Ces réponses pourraient avoir un caractère
double.
Le
rappel à la loi, pouvant se traduire par une mise à distance
immédiate, mais brève, permettrait à l’enfant
de comprendre que la vie du lendemain ne peut être similaire à
celle de la veille quand on choisit de commettre un acte antisocial. Ce
bref séjour lui permettrait de relire son acte en dehors du regard
des copains de la cité et de pouvoir prendre en compte sa part
de responsabilité personnelle.
La
réparation, qui se ferait dans le quartier par des heures de travail
réalisées sur un chantier éducatif.
L’indispensable
innovation
Une telle approche nécessite d’innover, tant
en ce qui concerne la possibilité d’intervenir pénalement
en dessous de l’âge de treize ans, que pour la mise en place
d’actions en matière de réparation, qui pourraient
être conduites par les collectivités locales.
II nous faut savoir dénoncer cette hypocrisie qui caractérise,
en France, la réflexion
sur ce problème de délinquance juvénile, par laquelle
les solutions de bon sens sont aussitôt décriées en
raison des vieux fantasmes omniprésents (maisons de correction, chantiers
de jeunesse). Et voici alors qu’au lieu d’expérimenter
des solutions innovantes, on laisse le système de prise en charge
se scléroser et on développe la réponse la pire qui
puisse être : l’incarcération, mesure dont on connaît
le côté désastreux et inefficace (75 % de récidive).

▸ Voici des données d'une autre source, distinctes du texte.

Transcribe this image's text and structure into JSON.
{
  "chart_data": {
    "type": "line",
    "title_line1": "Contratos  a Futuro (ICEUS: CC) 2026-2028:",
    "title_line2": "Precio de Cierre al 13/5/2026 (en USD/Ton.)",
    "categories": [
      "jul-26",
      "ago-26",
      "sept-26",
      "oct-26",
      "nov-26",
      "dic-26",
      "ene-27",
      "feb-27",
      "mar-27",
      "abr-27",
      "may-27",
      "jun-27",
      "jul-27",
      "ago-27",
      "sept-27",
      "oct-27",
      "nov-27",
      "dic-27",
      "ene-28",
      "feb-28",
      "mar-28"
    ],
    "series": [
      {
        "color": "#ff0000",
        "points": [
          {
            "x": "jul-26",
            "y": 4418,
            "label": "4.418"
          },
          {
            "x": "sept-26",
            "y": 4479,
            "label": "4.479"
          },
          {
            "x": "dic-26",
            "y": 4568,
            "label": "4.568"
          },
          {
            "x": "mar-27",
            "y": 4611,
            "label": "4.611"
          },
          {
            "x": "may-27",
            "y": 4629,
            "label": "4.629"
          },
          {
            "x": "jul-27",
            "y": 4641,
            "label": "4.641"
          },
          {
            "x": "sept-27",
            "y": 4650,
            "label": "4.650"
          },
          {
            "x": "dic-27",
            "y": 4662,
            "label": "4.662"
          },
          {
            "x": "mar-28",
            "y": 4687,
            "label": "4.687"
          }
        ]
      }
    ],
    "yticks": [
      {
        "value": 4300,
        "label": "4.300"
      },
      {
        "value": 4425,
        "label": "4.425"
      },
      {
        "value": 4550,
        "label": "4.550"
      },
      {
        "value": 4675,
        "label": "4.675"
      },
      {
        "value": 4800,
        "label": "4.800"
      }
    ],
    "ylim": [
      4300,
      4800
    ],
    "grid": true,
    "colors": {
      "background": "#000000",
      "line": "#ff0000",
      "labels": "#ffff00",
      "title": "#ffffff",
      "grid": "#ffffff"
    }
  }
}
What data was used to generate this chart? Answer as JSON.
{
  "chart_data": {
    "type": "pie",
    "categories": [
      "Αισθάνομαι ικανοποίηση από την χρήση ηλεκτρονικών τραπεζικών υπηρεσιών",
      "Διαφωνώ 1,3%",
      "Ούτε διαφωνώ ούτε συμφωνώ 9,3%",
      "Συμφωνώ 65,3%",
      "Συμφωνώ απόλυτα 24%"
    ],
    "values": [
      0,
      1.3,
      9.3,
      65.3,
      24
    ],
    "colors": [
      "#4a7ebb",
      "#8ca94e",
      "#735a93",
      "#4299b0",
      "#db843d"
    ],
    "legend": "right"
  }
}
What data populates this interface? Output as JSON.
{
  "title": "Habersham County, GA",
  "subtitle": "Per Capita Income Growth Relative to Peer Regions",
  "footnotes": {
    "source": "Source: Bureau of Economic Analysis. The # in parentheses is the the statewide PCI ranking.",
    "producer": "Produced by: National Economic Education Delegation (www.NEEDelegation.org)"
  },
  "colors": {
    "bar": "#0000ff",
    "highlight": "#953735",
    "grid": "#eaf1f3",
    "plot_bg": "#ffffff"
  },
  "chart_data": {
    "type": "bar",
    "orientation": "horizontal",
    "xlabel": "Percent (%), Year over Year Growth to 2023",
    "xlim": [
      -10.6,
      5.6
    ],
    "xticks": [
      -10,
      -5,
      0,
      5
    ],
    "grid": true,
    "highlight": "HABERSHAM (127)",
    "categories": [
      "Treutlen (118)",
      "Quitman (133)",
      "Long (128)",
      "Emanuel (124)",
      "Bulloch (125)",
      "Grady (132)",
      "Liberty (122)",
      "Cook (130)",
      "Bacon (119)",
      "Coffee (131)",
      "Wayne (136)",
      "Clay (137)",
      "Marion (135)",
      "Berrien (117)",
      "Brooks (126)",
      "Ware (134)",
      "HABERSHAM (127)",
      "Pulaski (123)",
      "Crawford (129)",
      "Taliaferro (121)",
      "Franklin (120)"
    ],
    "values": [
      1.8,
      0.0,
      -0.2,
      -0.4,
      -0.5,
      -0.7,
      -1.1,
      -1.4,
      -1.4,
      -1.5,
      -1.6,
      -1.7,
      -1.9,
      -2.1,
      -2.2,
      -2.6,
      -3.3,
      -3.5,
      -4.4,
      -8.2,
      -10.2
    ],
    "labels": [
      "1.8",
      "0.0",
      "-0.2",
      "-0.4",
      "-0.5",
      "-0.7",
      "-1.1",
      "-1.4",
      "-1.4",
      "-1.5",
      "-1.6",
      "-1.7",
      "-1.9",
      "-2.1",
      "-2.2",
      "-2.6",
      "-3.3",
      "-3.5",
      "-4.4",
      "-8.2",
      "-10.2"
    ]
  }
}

Mais, pour que l’expérimentation soit faisable,
encore faut-il accepter d’adapter, avec un peu de souplesse, le corpus
législatif et réglementaire. Aucune mesure nouvelle ne peut
être efficace sans que soient revus les modes de fonctionnement
des institutions scolaires et judiciaires, si fortement centralisées
aujourd’hui. Place doit pouvoir être faite en leur sein à
l’expérimentation locale. Car on se trouve actuellement en
plein cœur d’un paradoxe : jamais le champ de l’action
éducative n’a été aussi réglementé,
jamais les jeunes n’ont autant échappé aux structures
éducatives, développant des conduites à risque en
dehors de toute présence adulte.
II est urgent de réagir.
- Collectif « Souffrances et violences à l’adolescence », introduction de Claude Bartolone, ministre délégué à la Ville, ESF, septembre 2000, p.12.